The aerial vehicle 1 of the illustrated embodiment comprises four support arms 2, each supporting one respective motor 3. Each support arm 2 comprises an opening 6 for receiving a battery module 5. When inserted into the support arm 2, the battery module 5 forms a structural element of the support arm 2 and thus increases rigidity to the support arm 2. A structural element is an element of a structure that is exposed to a significant portion of the forces the structure is exposed to. As such, the support arm 2 itself may be constructed lighter and less rigid, because it is dependent on the battery module 5 to be inserted in order to have the stiffness required for the aerial vehicle 1 to function optimally.

Referring now to figure 2 and 3, the battery module 5 is shown isolated in figure 2, and a section view through a battery module 5 interconnected with a support arm 2 is shown in figure 3.

The battery module 5 may comprise at least one arm interconnection portion 8. The arm interconnection portion 8 is configured for interlocking with a corresponding battery interconnection portion 9 on the support arm 2. In the illustrated embodiment, the arm interconnection portion 8 is a slider profile, and the battery interconnection portion 9 is a slot profile. The slider-and-slot configuration may be arranged vice versa. The arm interconnection portion 8 is configured for interlocking with the battery interconnection portion 9, and in the illustrated embodiment, the arm interconnection portion 8 interlocks with the battery interconnection portion 9 as the battery module 5 is slid into the support arm 2 profile.

The battery module 5 has an integral structural rigidity, and when interconnected with the support arm 2, the structural integrity of the support arm 2 is increased. As such, a support arm 2 interconnected with a battery module 5 may have greatly increased properties regarding at least bending and torsion stiffness.

The battery module 5 may comprise an extruded aluminum profile, and may comprise several battery cells. The arm interconnection portion 8 may be an integrated part of the extruded battery module profile, and the battery interconnection portion 9 may be an integrated part of an extruded support arm profile. One such battery module may weigh approximately 60 kg, and thus add both significant mass and stiffness to an aerial vehicle.
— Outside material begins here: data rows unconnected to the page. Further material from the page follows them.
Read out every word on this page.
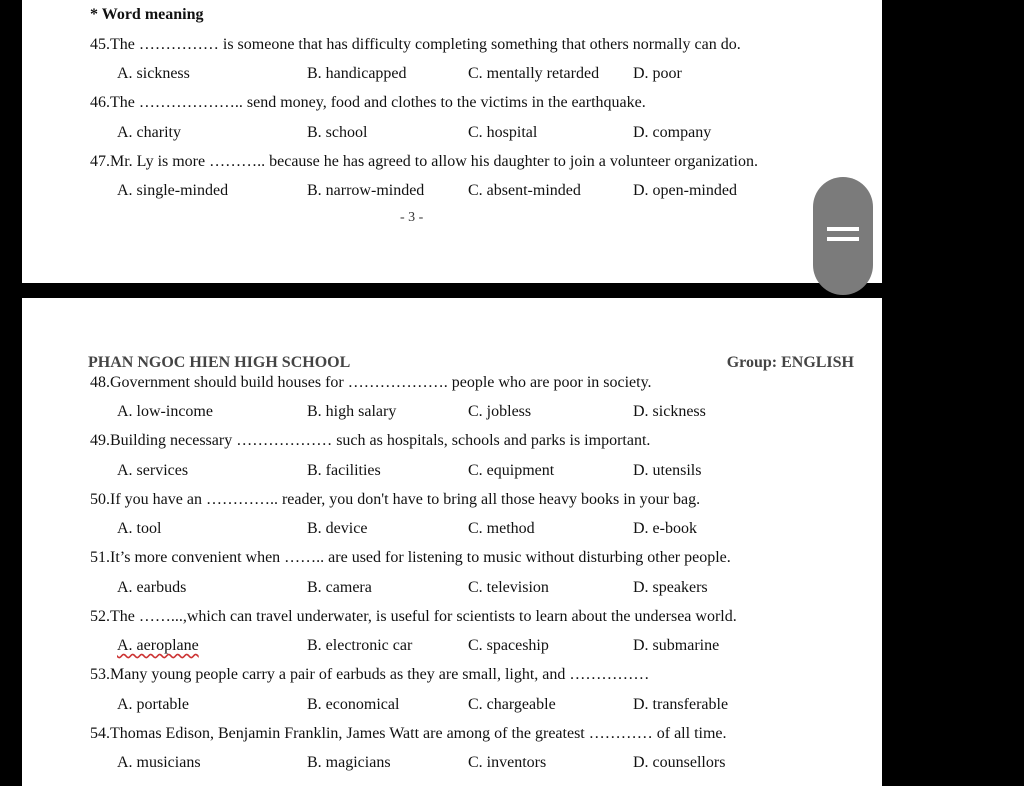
* Word meaning
45.The …………… is someone that has difficulty completing something that others normally can do.
A. sickness	B. handicapped	C. mentally retarded D. poor
46.The ……………….. send money, food and clothes to the victims in the earthquake.
A. charity	B. school	C. hospital	D. company
47.Mr. Ly is more ……….. because he has agreed to allow his daughter to join a volunteer organization.
A. single-minded	B. narrow-minded	C. absent-minded	D. open-minded
- 3 -
PHAN NGOC HIEN HIGH SCHOOL	Group: ENGLISH
48.Government should build houses for ………………. people who are poor in society.
A. low-income	B. high salary	C. jobless	D. sickness
49.Building necessary ……………… such as hospitals, schools and parks is important.
A. services	B. facilities	C. equipment	D. utensils
50.If you have an ………….. reader, you don't have to bring all those heavy books in your bag.
A. tool	B. device	C. method	D. e-book
51.It’s more convenient when …….. are used for listening to music without disturbing other people.
A. earbuds	B. camera	C. television	D. speakers
52.The ……...,which can travel underwater, is useful for scientists to learn about the undersea world.
A. aeroplane	B. electronic car	C. spaceship	D. submarine
53.Many young people carry a pair of earbuds as they are small, light, and ……………
A. portable	B. economical	C. chargeable	D. transferable
54.Thomas Edison, Benjamin Franklin, James Watt are among of the greatest ………… of all time.
A. musicians	B. magicians	C. inventors	D. counsellors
The battery module 5 may have both connectors on a common end of the battery module 5, such that the battery module powers the aerial vehicle as soon as it is fully inserted into the support arm 2. The battery modules 5 may be interconnected in the aerial vehicle and act as one power source.

The battery module 5 of the illustrated embodiment has a four sided cross-section. The cross-section along the longitudinal direction of the battery module 5 may thus have a generally rectangular or square outline. In the illustrated embodiment, the rectangular cross-section two parallel sides A and two parallel sides B, and the sides B are longer that the sides A. The longer sides B are arranged in a generally nominal vertical orientation (see figure 3). The receptacle inside the arm has a complementary cross-section. The battery module 5 may comprise an arm interconnection portion 8 at each respective corner, and the battery module 5 of the illustrated embodiment thus comprises four arm interconnection portions 8 and the support arms 2 comprises four battery interconnection portions 9. The arm interconnection portions 8 preferably extend along the length of the battery module 5 either in intervals or continuously, such that contact between the battery module 5 and the support arm 2 is maximized in the longitudinal direction of the battery module 5 and support arm 2. The person skilled in the art realizes that the present invention is not limited to the preferred embodiments described above. The person skilled in the art further realizes that modifications and variations are possible within the scope of the appended claims. Additionally, variations to the disclosed embodiments can be understood and effected by the skilled person in practicing the claimed invention, from a study of the drawings, the disclosure, and the appended claims.